Vintage TV
- Country: United Kingdom & Canada
- Broadcast area: United Kingdom, Canada, Republic of Ireland, Hungary

Programming
- Picture format: 576i (16:9 SDTV)

Ownership
- Owner: Head Gear Films

History
- Launched: 1 September 2010
- Replaced: oMusic TV
- Closed: 7 August 2018

Links

= Vintage TV (TV channel) =

Former UK music television channel

Vintage TV was a music television channel from the United Kingdom which launched on 1 September 2010 on Sky and Freesat.

The channel was available throughout the UK, and with limited availability in Ireland. Broadcast transmissions on satellite, cable and Freeview ceased during August 2018. Its name and programming were previously licensed to Vintage TV in Canada.

Head Gear Films, a leading Financier for Independent Film, TV & Games now owns all the assets related to Vintage TV.

==Development==
Vintage TV broadcast a selection of music-related programming including music videos and concerts from an array of popular music artists primarily dating from the 1940s to 1990s. About 40% of its programming was original, including entertainment series and more than 500 specially created music videos featuring archive footage from the BBC, ITN, and Getty Images. Following a public vote from a list of 50 possible tracks, the first music video played on the channel was The Beach Boys' 'Good Vibrations'.

In September 2010, Vintage TV replaced oMusic TV on Sky.

In April 2011, Vintage TV appointed 3Vision on a multi-year contract to help negotiate carriage deals for Vintage TV in Europe, the Middle East and Africa (EMEA), as well as assist in the channel's aim of serving as many markets as possible by the end of 2012.

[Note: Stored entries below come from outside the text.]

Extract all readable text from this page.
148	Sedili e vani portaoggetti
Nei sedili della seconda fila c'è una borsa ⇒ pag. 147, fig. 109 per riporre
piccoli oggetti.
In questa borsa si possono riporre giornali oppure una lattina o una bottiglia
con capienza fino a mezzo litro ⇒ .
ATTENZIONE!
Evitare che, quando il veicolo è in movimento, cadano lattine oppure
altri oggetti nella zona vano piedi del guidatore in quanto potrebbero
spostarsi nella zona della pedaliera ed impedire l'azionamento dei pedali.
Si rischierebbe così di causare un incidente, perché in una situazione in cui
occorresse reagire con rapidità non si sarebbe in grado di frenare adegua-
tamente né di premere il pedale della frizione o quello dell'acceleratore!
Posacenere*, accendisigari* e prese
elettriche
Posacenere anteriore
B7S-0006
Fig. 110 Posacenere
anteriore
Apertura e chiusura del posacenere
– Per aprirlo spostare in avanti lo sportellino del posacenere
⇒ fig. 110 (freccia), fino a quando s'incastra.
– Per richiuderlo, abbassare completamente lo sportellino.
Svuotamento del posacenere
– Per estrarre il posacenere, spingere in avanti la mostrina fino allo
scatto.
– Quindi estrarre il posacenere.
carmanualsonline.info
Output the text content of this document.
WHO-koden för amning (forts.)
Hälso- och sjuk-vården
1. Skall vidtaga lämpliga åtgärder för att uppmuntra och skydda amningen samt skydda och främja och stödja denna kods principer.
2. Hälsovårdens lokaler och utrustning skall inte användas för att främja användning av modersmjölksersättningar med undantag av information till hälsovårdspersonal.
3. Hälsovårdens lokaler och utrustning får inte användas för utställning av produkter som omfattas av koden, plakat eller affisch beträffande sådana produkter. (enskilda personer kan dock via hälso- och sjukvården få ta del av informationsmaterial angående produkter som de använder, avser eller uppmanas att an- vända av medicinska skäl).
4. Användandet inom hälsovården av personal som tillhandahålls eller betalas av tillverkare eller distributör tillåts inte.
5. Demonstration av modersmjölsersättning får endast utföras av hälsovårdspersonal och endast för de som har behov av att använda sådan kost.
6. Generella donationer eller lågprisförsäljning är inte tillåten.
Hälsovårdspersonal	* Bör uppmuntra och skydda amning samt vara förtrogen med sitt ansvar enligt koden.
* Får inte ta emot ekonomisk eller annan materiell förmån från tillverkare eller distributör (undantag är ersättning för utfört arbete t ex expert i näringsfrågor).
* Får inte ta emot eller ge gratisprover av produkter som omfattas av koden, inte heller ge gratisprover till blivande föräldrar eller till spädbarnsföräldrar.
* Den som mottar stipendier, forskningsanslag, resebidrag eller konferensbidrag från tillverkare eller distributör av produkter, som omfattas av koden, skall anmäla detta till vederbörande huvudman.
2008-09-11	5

In July 2011, Vintage TV won the Freesat Award for Best Themed Channel. In April 2012, Vintage TV was shortlisted for two Freesat awards, Best Niche TV Channel and Breakout Channel of the Year, by Freesat's panel of media industry judges.

In April 2013, Vintage TV launched on Virgin Media on channel number 343.

In June 2014, Vintage TV became available on Internet connected Freeview boxes on channel 242.

From 1 July 2016, Vintage TV was on Freeview channel 86. It moved to channel 82 on 3 August 2016.

On 14 October 2016, Vintage TV launched a localized version of the channel in Canada on Shaw Direct satellite and Shaw Cable.

On 17 May 2018, Vintage TV was removed from Freesat, with the channel blaming "carriage costs" for the removal. Vintage TV was then removed from Freeview on 2 August 2018. Lastly, the channel was removed on Virgin Media and Sky on 7 August 2018. The channel later claimed that following talks with Sky it had been "offered a new deal to return to the platform" but eventually on 17 October 2018, it was confirmed that the channel had gone into administration.